Могришвили был прагматик в высшем смысле слова — из тех, которые даже не знают, что такое прагматик; и это в самом деле совершенно не обязательно. Мало того: Могришвили был садовник, а это решает все. Из всех правителей Гурзуфа он был единственный, кто обладал народным, природным инстинктом власти — умел, когда нужно, подчиниться обстоятельствам, а когда можно — подчинить их себе. Есть вещи, которых не имитируешь, — они чувствуются; у народа и Могришвили было, если можно так выразиться, чутье друг на друга.

Как всякий истинный садовник, Могришвили знал, что программа действий не нужна и даже вредна — другие выдумают ее за тебя, прослеживая извилистый ход твоих интуитивно угадываемых действий, а в крайнем случае, изобретут задним числом в поисках оправдания для самих себя. Такое было время, — а какое было время, они выдумают, когда им надо будет оправдаться. Обо всем этом Могришвили много говорил с деревьями, населявшими его парк; он привык выступать перед ними с краткими успокоительными речами, когда обрезал или рубил. Говорить с деревом надо так, чтобы оно понимало, а понимает оно повторы, ибо привыкло к смене зимы и лета, зимы и лета — и так каждый год. Никого не надо поощрять к труду — это инстинкт труженика; так и дерево не надо поощрять к росту, ибо у дерева есть инстинкт роста. Надо только внушить дереву, что если оно принесет плоды и даст новые ветки — его не срубят, обрежут сушняк, удобрят и дадут тем самым веру в то, что оно трудилось не зря. Дороже всего в мире заведенный порядок — стоит завести его, как все начинает крутиться само собой.

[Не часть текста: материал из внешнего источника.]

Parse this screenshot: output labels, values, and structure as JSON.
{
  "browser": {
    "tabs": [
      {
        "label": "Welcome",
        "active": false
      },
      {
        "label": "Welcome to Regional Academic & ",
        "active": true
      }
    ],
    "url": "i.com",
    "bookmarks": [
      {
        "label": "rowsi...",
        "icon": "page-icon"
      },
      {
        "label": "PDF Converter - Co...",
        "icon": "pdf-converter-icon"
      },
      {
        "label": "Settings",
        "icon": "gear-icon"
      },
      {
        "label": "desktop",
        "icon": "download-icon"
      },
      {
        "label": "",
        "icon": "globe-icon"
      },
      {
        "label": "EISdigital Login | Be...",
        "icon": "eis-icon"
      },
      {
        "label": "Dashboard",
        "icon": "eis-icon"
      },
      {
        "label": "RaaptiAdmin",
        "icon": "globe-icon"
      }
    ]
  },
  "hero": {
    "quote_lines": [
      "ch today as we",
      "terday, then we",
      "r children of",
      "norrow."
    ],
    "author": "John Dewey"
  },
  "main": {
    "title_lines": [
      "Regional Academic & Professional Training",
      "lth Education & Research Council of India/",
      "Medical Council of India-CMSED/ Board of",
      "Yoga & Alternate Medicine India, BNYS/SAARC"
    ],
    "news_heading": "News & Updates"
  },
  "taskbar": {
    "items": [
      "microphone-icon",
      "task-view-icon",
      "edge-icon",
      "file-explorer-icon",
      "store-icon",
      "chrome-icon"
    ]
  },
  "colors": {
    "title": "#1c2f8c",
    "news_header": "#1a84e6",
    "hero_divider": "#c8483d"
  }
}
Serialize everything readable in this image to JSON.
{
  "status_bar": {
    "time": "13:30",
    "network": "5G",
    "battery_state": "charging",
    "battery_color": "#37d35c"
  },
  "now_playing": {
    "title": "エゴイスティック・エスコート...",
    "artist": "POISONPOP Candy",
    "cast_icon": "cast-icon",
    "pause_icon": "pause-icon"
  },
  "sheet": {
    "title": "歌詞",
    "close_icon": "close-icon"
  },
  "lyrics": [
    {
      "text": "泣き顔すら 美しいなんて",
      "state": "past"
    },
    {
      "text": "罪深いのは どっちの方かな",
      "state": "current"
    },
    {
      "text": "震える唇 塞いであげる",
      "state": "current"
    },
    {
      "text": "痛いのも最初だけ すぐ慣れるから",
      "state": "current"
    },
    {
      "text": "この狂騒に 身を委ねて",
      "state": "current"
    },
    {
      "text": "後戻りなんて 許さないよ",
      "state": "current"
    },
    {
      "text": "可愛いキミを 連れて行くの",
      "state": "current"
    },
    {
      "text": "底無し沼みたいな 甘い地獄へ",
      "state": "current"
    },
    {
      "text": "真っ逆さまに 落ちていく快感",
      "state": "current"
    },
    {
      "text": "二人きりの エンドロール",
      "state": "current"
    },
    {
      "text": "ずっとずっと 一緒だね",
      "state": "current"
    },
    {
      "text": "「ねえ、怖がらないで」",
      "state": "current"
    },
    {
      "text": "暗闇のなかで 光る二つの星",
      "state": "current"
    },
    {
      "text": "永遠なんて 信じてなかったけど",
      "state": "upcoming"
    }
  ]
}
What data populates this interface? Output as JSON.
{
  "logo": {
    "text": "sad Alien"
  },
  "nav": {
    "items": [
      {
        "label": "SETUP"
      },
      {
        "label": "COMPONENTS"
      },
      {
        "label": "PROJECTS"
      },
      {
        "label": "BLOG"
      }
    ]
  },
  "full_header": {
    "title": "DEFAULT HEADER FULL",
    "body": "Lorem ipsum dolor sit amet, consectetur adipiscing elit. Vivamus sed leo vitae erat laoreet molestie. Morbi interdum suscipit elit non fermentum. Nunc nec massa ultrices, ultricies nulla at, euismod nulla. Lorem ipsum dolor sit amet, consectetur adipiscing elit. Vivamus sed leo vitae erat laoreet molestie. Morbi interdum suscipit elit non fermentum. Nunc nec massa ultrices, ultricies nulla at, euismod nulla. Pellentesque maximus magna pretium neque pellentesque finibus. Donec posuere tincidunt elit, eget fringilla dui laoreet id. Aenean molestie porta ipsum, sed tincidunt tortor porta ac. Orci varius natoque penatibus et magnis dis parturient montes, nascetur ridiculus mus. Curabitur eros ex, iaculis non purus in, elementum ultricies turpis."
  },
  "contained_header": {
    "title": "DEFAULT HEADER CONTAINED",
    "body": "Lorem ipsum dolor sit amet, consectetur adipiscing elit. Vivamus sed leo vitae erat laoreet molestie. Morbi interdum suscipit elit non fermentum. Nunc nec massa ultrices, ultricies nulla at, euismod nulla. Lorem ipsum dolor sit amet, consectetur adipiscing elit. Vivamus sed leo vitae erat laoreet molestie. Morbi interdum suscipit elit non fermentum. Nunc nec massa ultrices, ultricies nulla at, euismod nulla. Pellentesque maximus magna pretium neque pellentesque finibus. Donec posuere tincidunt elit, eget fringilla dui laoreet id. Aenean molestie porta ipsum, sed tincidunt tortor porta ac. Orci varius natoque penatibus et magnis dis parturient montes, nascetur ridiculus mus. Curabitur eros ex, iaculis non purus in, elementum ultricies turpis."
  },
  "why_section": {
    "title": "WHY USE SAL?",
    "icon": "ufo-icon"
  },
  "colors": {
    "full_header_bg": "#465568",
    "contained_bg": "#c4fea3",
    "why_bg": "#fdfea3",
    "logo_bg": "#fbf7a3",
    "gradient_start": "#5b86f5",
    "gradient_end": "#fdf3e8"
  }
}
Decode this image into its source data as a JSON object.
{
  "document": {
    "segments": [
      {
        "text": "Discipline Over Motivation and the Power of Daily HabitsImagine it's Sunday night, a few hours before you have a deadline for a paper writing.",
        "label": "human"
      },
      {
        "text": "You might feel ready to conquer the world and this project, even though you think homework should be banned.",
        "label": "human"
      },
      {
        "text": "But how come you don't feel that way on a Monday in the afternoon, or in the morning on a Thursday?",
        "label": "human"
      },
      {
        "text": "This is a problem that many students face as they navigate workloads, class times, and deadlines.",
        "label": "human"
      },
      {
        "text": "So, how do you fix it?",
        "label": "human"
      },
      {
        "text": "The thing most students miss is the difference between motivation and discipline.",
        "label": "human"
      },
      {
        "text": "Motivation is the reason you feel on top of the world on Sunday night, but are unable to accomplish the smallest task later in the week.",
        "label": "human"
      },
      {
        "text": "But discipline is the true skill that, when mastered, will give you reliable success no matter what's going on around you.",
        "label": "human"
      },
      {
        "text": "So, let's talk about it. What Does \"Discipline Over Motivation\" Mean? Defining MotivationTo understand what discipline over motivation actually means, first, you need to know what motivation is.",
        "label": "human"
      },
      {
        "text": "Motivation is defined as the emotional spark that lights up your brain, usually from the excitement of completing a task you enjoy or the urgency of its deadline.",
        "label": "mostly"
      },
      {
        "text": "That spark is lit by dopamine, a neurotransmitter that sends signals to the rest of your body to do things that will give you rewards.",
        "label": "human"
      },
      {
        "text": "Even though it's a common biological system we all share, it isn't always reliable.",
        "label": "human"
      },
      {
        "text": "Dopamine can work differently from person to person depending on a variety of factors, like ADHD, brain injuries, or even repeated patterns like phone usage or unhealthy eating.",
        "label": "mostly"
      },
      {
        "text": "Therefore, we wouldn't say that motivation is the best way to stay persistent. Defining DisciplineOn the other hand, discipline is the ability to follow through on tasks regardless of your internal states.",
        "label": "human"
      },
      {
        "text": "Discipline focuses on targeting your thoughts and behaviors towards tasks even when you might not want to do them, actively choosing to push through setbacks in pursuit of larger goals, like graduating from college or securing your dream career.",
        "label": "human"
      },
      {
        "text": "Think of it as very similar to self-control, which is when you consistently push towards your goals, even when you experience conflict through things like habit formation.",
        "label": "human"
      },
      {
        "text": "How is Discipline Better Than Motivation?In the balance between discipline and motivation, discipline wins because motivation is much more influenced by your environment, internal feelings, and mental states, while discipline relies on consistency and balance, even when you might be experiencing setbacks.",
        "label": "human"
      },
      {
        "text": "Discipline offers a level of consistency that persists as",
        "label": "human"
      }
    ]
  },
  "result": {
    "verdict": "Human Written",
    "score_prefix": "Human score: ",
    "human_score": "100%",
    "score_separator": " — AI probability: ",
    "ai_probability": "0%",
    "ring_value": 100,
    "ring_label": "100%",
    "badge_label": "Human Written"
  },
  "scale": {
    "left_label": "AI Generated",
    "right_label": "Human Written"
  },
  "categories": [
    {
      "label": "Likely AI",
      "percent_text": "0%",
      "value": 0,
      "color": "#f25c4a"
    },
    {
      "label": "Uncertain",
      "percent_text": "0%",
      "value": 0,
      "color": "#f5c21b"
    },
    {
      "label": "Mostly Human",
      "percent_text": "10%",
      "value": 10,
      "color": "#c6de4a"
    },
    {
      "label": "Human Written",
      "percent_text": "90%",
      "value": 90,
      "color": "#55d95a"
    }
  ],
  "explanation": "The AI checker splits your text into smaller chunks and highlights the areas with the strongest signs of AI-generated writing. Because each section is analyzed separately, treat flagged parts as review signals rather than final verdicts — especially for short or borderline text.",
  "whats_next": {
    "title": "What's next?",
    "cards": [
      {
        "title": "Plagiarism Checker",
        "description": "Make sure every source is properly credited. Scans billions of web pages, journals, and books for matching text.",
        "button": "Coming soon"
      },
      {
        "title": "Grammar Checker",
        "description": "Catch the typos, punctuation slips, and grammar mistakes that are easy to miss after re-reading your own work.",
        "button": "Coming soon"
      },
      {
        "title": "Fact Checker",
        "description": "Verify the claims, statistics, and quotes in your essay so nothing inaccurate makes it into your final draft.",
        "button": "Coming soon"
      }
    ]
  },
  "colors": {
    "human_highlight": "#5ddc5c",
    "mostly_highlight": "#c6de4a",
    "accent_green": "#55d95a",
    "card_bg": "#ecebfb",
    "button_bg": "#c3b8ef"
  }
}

Он вошел в загаженную управу и быстро объяснил страже, охранявшей управу, кого ей теперь нужно слушаться, — и они не возразили, как не возражали ему юные кипарисы, когда он садовыми ножницами придавал им благородную круглую форму. Он не стал говорить речи с балкона, а просто предупредил знакомых, чтобы те предупредили знакомых, а те — своих знакомых: все будет теперь правильно, то есть как по-старому, но лучше, чем по-старому. Чтобы сад рос, много усилий не надо — нужно не мешать естественному порядку вещей и мешать противоестественному; так я говорю?

Они сказали: так.

Он велел прислать к себе старшину рыбаков. Нельзя, чтобы у рыбаков не было старшины. Быть может, они еще не знали об этом, но теперь, когда он приказал позвать старшину, его немедленно выберут — хотя бы от страха; а тот, кого выбирают от страха, и есть самый законный старшина. В каждой оливковой роще, в каждой кипарисовой аллее Могришвили безошибочно выбирал главное дерево и, объясняя свои действия, обращался главным образом к нему. Наибольшим авторитетом среди рыбаков пользовался молодой Бурлак, победитель татар. Бурлак пришел к Могришвили. Молодой, это хорошо. Но он считал себя очень сильным, нехорошо. Могришвили объяснил Бурлаку, что теперь опять надо ловить рыбу, а больше ничего не надо. Платить четверть от выручки надо ему, Могришвили, потому что его люди стерегут базар. Раньше так не было — но раньше и порядка на базаре не было. Теперь на базаре будет чистота, он позаботится. Выстроят новые ряды, об этом он тоже позаботится. За все это надо платить, а кто не будет платить — не будет торговать на базаре. Другого базара не будет. Это говорит он, Могришвили, и говорит по-доброму, дружески. Есть закон, а как без закона — мы все уже видели. Ты понял меня, рыбак? Иди, рыбак.